5G is coming. This Verizon partnership aims to show how it will disrupt manufacturing
5G is inching closer to becoming a reality for many people, and there’s no question it will make devices faster, smarter and more connected.
But talk about what that technology will enable often sounds like something out of a science fiction film: driverless cars, the internet of things, smart cities, the emergence of the Fourth Industrial Revolution.
For months, Verizon has been inviting leaders from various industries to test possible applications of 5G in specialized labs across the country. Widespread consumer uses of the technology, such as 5G-enabled smartphones, are still relatively far off.
But in a new partnership with industrial manufacturer Corning, Verizon aims to demonstrate the real life impact of the technology right now, by deploying and testing the effects of a 5G network in one of Corning’s largest manufacturing facilities. The companies will work together to test existing theories and develop new solutions for how 5G can make manufacturing more efficient, effective and safe.
“We’ve gone from a stage of imagining, ‘Could 5G be real?’ To really finding ourselves in a place where we’re seeing 5G not just in our labs,” Tami Erwin, CEO of Verizon Business Group, told CNN Business. “We took it out of the labs and actually put it into production.”
Testing the technology in this way means confronting the imperfections and unknowns of a working factory environment — large and heavy equipment moving around, humans interacting with machines. The experiment is expected to prove how 5G can make manufacturing more efficient, effective and safe.
5G is nearly 100 times faster than 4G, and would allow a huge number of devices to be connected all at one time, something earlier networks couldn’t handle. That means devices can communicate almost instantly with the servers that control them and with one another.
So in a factory setting, it might be possible to replace the humans driving materials around the plant with self-driving cars, according to Claudio Mazzalli, Corning’s vice president of technology. And because the cars would sense other equipment and vehicles in the facility, he said, they could move around more quickly and with fewer errors and less energy, helping the company cut costs.
The new network technology also has the capacity to process significantly more data. For example, Mazzalli said this will allow the company to do real-time video monitoring of goods in production, which he expects will help to ensure higher quality.
The Corning factory deployed 5G about three months ago, but Mazzalli said it’s too early to tell what financial impact it will have.
“As artificial intelligence starts using this data and improving our process, making our processes more efficient, that’s when we’re going to start seeing the value,” Mazzalli said. “We are not speculating right now what’s the financial impact of this to this plant, but I can tell you that this question is a very important question for us.
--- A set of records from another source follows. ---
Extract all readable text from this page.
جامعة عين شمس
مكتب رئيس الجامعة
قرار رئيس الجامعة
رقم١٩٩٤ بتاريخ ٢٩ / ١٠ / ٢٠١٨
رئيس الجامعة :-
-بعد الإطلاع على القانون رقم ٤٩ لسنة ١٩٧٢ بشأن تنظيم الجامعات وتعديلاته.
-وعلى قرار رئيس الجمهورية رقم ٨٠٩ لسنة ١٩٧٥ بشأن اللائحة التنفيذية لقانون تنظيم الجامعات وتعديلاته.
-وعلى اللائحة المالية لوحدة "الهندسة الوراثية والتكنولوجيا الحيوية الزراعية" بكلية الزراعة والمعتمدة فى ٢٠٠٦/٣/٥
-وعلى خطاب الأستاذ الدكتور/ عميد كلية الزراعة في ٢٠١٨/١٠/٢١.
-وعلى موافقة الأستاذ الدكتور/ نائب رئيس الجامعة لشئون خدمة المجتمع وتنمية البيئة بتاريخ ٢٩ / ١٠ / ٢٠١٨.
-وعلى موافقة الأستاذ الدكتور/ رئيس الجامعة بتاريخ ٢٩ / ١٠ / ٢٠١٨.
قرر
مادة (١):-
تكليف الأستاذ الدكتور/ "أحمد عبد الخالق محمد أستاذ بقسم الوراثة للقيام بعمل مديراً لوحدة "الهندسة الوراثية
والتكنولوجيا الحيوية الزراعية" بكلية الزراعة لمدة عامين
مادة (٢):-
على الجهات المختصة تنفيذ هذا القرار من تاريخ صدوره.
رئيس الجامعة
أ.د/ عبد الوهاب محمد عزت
We don’t want to start just adding devices everywhere if we don’t see the value.”
The automation and new data collection that 5G will enable also creates new concerns, particularly over security. As companies generate and make use of so much more data, protecting that information becomes even more crucial. For Verizon’s part, Erwin said the company works to build both security and privacy into its networks proactively.
And Mazzali said 5G can, in some ways, make information more secure. Today, machines in a plant are connected to the company’s servers in a variety of ways, including WiFi or through an internet cable. 5G, he said, “allows all of that to be in one single network. And once you put everything into a single network, you have your hands around it and you control that better, you can provide more security to that.”
Verizon’s Erwin said she hopes the effort will help Verizon gain an advantage over other wireless providers in scoring enterprise customers as more companies begin to examine the ways 5G could transform their businesses.
And it might need the boost — Verizon has invested slightly less than its main competitor AT&T in 5G infrastructure. Verizon is spending $17 billion annually in capital expenses to roll out 5G, compared to AT&T’s $20 billion, according to S&P Global Market Intelligence data (AT&T is the parent company of WarnerMedia).
“There isn’t a company in the world that doesn’t want to talk to Verizon right now because they understand the power and potential of 5G,” Erwin said.